Britain under fire for demanding Argentina pay back junta’s debts
The British Government was last night accused of unfairly forcing the Argentine people to repay the British taxpayer tens of millions of dollars of debt, run up by the military junta that ruled the country in the 1970s.
The loans, which debt forgiveness campaigners said were made for the Argentinian generals to fund the purchase of military equipment later used to invade the Falkland Islands, had been rolled up into a package of nearly $10bn (£6bn) of debt to Western countries dating back from the country’s default in 2001.
The Western governments involved, known as the Paris Club, have been negotiating with the Argentinian government of President Cristina Kirchner to repay them.
Yesterday, they struck a deal with Argentina to repay it in full over five years. The first payment of $1.15bn is due by next May.

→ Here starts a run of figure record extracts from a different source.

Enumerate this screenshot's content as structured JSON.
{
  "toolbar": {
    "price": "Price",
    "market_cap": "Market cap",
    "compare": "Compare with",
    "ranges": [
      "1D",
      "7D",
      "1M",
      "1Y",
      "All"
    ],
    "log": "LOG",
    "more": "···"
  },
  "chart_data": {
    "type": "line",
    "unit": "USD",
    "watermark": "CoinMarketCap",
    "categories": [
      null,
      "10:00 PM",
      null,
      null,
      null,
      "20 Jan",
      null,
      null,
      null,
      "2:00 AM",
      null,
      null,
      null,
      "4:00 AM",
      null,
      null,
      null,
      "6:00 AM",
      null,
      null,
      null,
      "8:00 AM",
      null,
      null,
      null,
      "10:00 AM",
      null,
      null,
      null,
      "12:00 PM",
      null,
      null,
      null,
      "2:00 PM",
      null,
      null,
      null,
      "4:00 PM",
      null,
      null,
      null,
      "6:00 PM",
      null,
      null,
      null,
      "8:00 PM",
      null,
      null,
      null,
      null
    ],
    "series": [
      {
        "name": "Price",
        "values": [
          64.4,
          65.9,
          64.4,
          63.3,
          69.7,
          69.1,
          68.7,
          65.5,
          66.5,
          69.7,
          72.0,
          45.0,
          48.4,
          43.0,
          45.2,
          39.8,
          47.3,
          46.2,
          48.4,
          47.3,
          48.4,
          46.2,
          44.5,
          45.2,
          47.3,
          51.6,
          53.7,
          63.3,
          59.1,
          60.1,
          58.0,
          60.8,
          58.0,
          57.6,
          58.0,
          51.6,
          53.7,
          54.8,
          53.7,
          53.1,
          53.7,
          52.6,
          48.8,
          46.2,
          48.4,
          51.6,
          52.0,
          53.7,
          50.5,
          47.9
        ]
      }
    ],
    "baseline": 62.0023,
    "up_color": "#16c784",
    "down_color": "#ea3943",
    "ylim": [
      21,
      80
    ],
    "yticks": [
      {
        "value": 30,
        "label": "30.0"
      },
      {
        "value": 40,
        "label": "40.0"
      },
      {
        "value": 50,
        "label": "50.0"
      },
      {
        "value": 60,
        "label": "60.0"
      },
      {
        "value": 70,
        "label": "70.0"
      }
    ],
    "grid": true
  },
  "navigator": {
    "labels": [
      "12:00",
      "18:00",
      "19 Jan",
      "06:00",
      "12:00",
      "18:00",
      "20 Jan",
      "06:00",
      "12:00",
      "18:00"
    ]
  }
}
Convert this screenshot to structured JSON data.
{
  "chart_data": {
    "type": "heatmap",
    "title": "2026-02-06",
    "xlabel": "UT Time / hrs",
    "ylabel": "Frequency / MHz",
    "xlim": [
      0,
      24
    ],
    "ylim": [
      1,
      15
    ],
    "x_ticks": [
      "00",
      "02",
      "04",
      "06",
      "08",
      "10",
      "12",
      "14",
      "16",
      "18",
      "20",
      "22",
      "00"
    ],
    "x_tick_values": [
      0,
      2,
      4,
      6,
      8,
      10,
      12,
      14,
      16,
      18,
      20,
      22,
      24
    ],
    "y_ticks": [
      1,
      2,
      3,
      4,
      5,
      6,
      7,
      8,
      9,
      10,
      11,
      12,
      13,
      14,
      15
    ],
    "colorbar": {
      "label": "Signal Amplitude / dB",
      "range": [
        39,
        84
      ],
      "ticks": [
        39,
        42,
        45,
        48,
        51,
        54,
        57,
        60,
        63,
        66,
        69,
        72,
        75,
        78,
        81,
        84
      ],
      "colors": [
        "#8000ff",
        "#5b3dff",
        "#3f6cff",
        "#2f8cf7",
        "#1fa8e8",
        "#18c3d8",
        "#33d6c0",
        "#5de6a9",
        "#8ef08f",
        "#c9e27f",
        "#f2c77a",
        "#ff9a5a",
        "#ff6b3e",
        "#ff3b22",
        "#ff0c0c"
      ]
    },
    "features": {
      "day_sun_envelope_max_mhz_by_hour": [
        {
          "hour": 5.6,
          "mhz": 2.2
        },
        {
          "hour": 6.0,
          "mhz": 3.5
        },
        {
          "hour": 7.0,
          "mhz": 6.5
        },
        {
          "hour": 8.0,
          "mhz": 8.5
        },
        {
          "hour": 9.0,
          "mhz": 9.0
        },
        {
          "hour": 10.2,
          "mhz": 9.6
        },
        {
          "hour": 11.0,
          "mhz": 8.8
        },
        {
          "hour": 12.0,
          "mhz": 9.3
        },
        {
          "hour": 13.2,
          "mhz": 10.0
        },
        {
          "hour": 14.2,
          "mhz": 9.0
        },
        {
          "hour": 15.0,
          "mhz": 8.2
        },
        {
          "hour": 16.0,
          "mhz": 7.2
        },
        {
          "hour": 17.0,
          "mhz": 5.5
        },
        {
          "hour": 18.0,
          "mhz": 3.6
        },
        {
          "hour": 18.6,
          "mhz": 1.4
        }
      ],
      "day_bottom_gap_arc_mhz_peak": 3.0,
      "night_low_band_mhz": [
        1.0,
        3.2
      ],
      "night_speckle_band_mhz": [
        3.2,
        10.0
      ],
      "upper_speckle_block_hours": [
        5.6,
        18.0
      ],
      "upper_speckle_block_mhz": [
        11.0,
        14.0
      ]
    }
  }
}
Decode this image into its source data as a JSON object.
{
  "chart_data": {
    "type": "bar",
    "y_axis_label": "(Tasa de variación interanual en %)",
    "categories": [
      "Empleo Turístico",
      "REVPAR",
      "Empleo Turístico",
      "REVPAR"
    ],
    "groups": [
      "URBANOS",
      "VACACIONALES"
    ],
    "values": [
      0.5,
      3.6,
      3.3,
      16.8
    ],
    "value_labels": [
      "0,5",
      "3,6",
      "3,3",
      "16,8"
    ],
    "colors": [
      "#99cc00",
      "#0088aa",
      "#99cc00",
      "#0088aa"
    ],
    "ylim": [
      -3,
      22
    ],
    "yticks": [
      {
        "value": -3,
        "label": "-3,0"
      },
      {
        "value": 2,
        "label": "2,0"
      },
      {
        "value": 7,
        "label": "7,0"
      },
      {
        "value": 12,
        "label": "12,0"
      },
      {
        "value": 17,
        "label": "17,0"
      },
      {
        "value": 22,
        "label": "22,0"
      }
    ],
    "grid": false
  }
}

Private lenders to Argentina accepted a lower repayment of just 33 cents for every dollar they were owed in 2005. However, so-called vulture funds, who bought Argentinian debt at a massive discount following the default, are now pushing for the country to repay them in full.
Britain’s portion of the loans was said by debt relief campaigners – citing the department of UK export finance – to be $119m, of which $45m is said to have gone towards military equipment including naval destroyers, helicopters and missiles used in the Falklands War.
The Jubilee Debt Campaign’s policy officer, Tim Jones, said: “It is unfair for the Paris Club countries to be demanding huge amounts more from Argentina than received by private lenders. Countries such as Japan, Germany and the UK lent money to previous Argentine governments recklessly. There is no reason why they should be paid in full.”
In return for agreeing the repayment, Argentina’s financial relations with the rest of the world will be placed on a more normal footing, with access from Paris Club governments to credit insurance, loan guarantees and financing that have been blocked pending the deal.
The agreement follows a recent offer of $5bn in government bonds to the Spanish oil company Repsol as compensation for the government’s seizure of a controlling stake in its Argentinian subsidiary two years ago.
It remains to be seen if Ms Kirchner’s efforts will be enough to stem her country’s crippling foreign currency shortages. She has already devalued the Argentine peso and limited imports in an attempt to retain enough dollars to stabilise the currency.